Aftermarket integrations often require additional adapters for retained features. The light blue (Phone Mute) strand grounds during calls; incompatible modules may cause sporadic muting. For subwoofer outputs, tap the brown lead–this carries low-level preamp signals, requiring shielded cables to avoid signal degradation. Always cross-reference installations with a multimeter; nominal readings should mirror battery voltage on power leads, zero ohms on speaker circuits, and infinite resistance between unconnected strands.

Step-by-Step Guide to Extracting the OEM Audio Unit for Harness Access

Disconnect the vehicle’s negative battery terminal before touching any electrical components. Use a 10mm socket to loosen the clamp securing the cable, then slide it free. This prevents short circuits and accidental airbag deployment during disassembly.

Remove the trim surrounding the front console. Start with the center dash bezel–pry it outward using a plastic trim tool, working from the bottom edge upward. Gently disengage the hidden clips along the perimeter, then pivot the bezel outward to reveal two 7mm screws securing the audio head unit. Set the bezel aside, along with any attached wiring harnesses for climate controls.

  • Locate the lateral release tabs on the audio unit’s sides; press simultaneously while pulling the unit forward.
  • If resistance persists, check for an additional 8mm bolt behind the lower trim panel near the shifter.
  • Once free, tilt the unit toward the driver’s side to access the rear harness connectors.

Label each connector before detachment. Use masking tape to mark the harness types: AMP, ANT, ILLUM, and constant 12V inputs. Press the release tabs on each plug while pulling straight back–do not twist or wiggle excessively, as this can damage the locking mechanisms. For stubborn connectors, apply silicone spray to the tabs before attempting removal again.

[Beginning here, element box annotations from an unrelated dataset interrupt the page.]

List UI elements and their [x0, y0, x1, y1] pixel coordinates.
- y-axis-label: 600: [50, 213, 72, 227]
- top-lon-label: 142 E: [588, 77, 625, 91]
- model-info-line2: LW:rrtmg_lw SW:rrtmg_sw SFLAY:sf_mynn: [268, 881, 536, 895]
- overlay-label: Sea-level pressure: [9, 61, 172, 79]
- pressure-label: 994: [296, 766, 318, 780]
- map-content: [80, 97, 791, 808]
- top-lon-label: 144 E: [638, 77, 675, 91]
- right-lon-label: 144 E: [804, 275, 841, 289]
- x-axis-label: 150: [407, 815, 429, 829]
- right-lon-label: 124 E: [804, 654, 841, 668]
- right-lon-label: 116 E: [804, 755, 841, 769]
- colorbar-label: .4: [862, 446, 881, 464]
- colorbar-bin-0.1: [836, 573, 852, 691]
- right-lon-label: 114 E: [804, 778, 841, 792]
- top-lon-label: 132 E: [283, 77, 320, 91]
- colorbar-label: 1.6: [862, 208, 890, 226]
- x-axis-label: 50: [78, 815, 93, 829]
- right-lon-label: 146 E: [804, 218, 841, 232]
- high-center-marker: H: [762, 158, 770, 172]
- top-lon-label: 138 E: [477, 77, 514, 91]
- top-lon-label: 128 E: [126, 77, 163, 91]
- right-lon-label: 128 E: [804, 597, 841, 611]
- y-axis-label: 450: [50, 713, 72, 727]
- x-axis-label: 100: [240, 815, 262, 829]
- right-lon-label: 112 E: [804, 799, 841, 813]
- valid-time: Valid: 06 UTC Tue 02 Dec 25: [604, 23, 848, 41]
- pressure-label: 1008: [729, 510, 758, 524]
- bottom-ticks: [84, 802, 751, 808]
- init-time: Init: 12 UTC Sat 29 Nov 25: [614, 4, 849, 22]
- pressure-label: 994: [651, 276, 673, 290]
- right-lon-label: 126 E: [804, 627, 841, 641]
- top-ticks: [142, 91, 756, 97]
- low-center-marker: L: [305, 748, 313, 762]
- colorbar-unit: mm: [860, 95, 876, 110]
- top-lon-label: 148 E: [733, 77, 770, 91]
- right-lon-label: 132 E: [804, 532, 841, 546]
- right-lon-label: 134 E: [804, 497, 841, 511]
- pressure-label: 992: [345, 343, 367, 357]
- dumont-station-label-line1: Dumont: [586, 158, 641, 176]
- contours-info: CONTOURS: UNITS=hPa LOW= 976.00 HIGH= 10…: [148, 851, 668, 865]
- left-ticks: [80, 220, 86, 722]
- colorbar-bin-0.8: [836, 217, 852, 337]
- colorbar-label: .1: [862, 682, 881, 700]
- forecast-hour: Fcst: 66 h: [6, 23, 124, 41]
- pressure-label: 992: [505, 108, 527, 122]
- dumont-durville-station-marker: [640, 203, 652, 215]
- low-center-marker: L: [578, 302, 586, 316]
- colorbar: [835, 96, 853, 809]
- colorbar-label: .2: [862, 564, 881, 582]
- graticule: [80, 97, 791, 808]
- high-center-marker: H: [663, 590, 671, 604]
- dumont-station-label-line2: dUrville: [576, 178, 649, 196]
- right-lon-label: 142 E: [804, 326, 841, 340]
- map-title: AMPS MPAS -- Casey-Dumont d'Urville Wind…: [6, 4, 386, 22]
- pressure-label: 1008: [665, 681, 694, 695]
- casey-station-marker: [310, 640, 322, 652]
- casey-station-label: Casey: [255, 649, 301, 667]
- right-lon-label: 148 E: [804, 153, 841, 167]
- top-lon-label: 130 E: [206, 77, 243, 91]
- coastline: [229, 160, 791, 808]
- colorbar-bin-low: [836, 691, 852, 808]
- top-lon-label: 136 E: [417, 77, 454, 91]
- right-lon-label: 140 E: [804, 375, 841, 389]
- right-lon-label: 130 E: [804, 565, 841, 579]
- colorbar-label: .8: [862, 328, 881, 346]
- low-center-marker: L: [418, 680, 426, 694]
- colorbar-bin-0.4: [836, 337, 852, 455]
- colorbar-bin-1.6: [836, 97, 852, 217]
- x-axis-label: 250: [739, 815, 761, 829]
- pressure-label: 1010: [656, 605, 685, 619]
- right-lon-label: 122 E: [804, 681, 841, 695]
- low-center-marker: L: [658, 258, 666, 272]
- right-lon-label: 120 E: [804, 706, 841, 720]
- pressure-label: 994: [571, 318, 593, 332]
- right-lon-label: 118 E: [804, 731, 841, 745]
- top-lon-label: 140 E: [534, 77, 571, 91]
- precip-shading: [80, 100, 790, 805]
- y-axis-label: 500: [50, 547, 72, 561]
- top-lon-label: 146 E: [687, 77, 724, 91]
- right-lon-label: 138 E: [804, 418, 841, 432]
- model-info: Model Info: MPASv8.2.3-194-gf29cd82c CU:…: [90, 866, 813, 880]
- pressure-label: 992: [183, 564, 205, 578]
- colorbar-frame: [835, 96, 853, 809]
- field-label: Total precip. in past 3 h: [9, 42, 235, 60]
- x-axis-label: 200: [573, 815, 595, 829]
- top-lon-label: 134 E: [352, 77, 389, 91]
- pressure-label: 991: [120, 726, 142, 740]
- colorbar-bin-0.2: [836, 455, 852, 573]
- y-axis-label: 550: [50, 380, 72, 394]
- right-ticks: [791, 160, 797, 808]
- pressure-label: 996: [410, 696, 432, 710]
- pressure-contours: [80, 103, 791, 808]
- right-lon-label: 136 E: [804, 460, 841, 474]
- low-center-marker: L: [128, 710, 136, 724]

Inspect the exposed cavity for factory ground straps or secondary harnesses. Secure any loose wiring with zip ties to prevent interference during installation. If retrofitting an aftermarket system, note the absence of a dedicated CAN bus connector–pinouts for steering wheel controls require an adapter harness (e.g., Metra ASWC-1). Verify all connections against the vehicle’s service manual before powering on the replacement module.